We consider that there is sufficient clinical evidence to suggest that EMT plays an important role in disease manifestations of COPD, and is thus a new therapeutic target. However, few studies have examined the molecular mechanisms that underlie this process. The study by Lai et al. provides crucial physiological and mechanistic understanding of the role of EGF ligand HB-EGF in regulating EMT and fibrosis, possibly through yet unexplored transactivation pathways.
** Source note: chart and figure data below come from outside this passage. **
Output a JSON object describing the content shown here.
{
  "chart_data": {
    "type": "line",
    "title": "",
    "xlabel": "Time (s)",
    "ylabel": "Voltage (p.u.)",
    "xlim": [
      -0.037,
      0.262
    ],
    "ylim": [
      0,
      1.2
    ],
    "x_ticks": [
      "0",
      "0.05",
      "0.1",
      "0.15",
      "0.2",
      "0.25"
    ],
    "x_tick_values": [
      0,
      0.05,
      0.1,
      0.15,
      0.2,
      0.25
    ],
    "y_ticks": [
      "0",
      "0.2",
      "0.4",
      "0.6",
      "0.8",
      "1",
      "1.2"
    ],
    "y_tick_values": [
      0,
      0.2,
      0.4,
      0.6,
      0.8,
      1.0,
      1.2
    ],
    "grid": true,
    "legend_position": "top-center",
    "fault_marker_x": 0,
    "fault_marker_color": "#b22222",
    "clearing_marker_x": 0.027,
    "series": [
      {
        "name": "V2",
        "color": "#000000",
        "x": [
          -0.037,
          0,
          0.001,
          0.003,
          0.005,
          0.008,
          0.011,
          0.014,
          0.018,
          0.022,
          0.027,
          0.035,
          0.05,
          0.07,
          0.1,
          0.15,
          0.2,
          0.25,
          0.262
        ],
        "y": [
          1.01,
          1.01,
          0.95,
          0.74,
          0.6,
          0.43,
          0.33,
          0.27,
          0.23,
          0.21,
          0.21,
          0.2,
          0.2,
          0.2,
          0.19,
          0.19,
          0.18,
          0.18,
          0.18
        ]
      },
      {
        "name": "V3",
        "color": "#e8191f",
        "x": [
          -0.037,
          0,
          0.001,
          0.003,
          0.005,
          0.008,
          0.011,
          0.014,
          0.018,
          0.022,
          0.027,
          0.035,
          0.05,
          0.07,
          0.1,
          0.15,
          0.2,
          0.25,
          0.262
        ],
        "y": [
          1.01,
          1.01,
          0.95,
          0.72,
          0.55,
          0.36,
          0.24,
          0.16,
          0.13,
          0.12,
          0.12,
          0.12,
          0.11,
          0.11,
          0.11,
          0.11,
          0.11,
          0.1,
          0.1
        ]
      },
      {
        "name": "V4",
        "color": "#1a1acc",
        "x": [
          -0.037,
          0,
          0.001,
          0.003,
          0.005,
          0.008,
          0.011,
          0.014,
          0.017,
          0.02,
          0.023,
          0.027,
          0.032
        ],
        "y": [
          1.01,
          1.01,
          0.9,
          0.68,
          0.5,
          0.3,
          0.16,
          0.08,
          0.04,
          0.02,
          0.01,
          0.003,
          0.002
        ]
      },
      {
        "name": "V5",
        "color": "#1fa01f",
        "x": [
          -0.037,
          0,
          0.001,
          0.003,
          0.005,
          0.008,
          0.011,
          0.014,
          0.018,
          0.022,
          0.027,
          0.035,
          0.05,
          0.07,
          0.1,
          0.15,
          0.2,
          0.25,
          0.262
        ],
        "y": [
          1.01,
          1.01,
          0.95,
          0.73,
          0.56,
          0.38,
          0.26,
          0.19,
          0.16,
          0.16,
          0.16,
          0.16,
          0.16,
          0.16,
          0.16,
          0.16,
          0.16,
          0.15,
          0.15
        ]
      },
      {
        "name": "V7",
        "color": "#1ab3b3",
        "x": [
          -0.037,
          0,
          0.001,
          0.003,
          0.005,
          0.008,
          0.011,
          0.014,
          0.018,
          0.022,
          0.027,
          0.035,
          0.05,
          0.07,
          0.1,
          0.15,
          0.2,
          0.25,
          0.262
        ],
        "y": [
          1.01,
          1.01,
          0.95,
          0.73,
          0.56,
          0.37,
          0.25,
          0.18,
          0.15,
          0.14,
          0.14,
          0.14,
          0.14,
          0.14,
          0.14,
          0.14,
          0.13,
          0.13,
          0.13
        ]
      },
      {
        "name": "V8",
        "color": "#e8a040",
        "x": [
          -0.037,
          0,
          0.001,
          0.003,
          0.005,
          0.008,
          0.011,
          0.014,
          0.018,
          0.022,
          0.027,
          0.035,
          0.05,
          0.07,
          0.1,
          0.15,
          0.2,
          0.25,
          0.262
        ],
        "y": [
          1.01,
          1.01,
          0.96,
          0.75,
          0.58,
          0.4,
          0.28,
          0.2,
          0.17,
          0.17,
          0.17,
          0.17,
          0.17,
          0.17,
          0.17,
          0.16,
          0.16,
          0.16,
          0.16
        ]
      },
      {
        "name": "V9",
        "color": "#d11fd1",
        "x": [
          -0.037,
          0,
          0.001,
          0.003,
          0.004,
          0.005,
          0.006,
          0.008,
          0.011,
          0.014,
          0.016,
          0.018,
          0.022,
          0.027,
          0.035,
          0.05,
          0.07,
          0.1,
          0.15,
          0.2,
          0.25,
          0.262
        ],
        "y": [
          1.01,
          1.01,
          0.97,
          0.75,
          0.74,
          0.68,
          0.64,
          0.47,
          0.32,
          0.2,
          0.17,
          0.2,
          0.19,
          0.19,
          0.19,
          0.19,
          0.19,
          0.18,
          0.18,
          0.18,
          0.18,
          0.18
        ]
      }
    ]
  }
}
Other studies, including in vivo mouse models that replicate the pathologic features of EMT and fibrosis [79], and potentially exacerbations [47, 80,81,82,83,84,85,86,87], could be valuable in elucidating mechanisms identifying therapeutic targets and test new therapies [88]. Validation using combinations of in vivo and ex vivo human studies [42, 89,90,91,92,93] will provide powerful evidence for their roles and potential targeting in COPD [80, 94]. There could be wider implications for other lung diseases, such as idiopathic pulmonary fibrosis (IPF) and lung cancer where EMT activity and fibrosis are prevalent [25, 79, 95]. Further, possible new therapeutic strategies can now be designed that mitigates these interactions, though further research in this area is mandated.